Fourthly, a robot should participate in human social practices as a junior partner, but nonetheless possessing an agency. R. Brooks in his tests compared AI with the levels of child development – yet still what could be a better assessment criterion for communication skills than life in society? After all, child development is inseparable from socialization.

As to the Turing-like tests continuum in Fig. 1, we should advise other researchers and engineers to design and develop AI (be it robots or AI-enabled computers) capable of attaining to the human expertise and acting similarly to humans in more than one area. This approach breaks the walls between the areas and makes AI more useful and robust for real life applications as well as useful for human-to-machine interactions. Moreover, the post-Turing methodology requires no blind comparison of a human and machine performance (like in the Turing test) but demands a higher overall performance from a human and a machine learning and acting together.

6 Conclusion

The Turing test has virtually lost its relevance and meaning as even computer software falling short of being called AGI in the full sense of the word can pass such tests in systems of symbolic communication. Moreover, applications can practice abstraction only in minimal forms, which puts a limitation on their cognitive abilities.
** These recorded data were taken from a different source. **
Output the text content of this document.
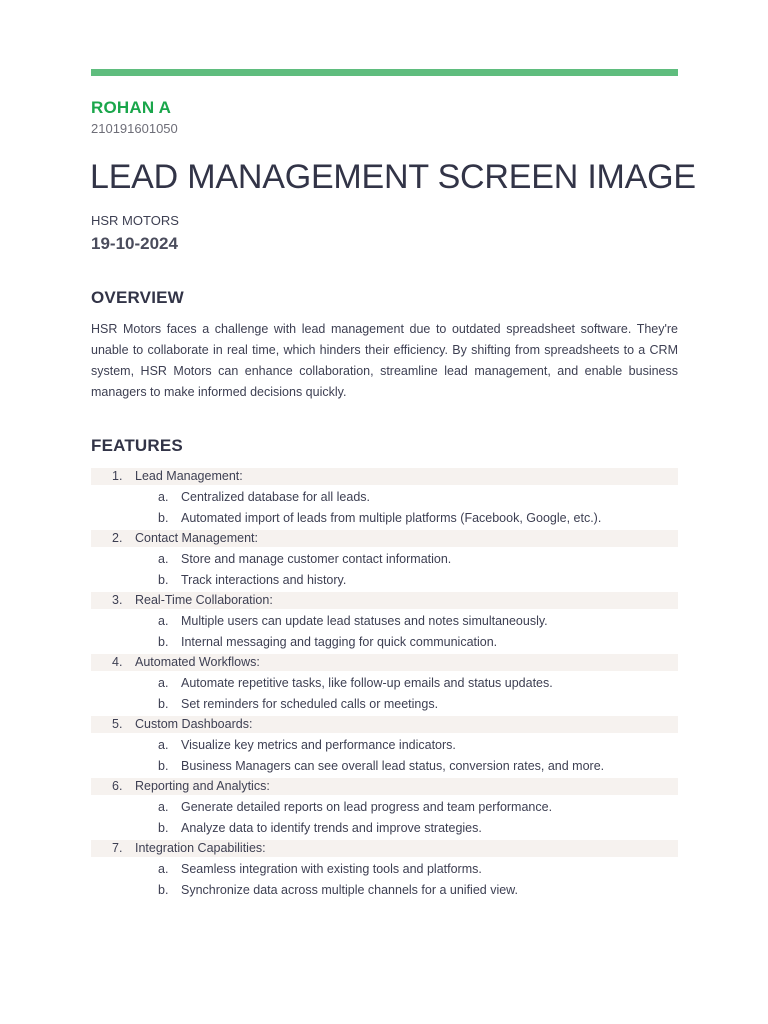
ROHAN A
210191601050
LEAD MANAGEMENT SCREEN IMAGE
HSR MOTORS
19-10-2024
OVERVIEW
HSR Motors faces a challenge with lead management due to outdated spreadsheet software. They're unable to collaborate in real time, which hinders their efficiency. By shifting from spreadsheets to a CRM system, HSR Motors can enhance collaboration, streamline lead management, and enable business managers to make informed decisions quickly.
FEATURES
1. Lead Management:
a. Centralized database for all leads.
b. Automated import of leads from multiple platforms (Facebook, Google, etc.).
2. Contact Management:
a. Store and manage customer contact information.
b. Track interactions and history.
3. Real-Time Collaboration:
a. Multiple users can update lead statuses and notes simultaneously.
b. Internal messaging and tagging for quick communication.
4. Automated Workflows:
a. Automate repetitive tasks, like follow-up emails and status updates.
b. Set reminders for scheduled calls or meetings.
5. Custom Dashboards:
a. Visualize key metrics and performance indicators.
b. Business Managers can see overall lead status, conversion rates, and more.
6. Reporting and Analytics:
a. Generate detailed reports on lead progress and team performance.
b. Analyze data to identify trends and improve strategies.
7. Integration Capabilities:
a. Seamless integration with existing tools and platforms.
b. Synchronize data across multiple channels for a unified view.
Overcoming anthropomorphism and the Turing approach to assessing AGI will allow us to focus on creating the systems that can demonstrate various skills in the four main areas: shaping the system for labor operations; proper formulation of new concepts (abstracting) and their use (concretization); communication with a person involving all the five senses; and, finally, possessing a personal social agency.

The suggested post-Turing methodology might be a good foundation for the future research and engineering efforts because it does not oppose a human to a machine but makes a human and a machine act together in various areas of their interaction irrespective of either the physical or the virtual worlds. Such approach will provide more safety and security for the humankind as the advent of artificial general intelligence is inevitable.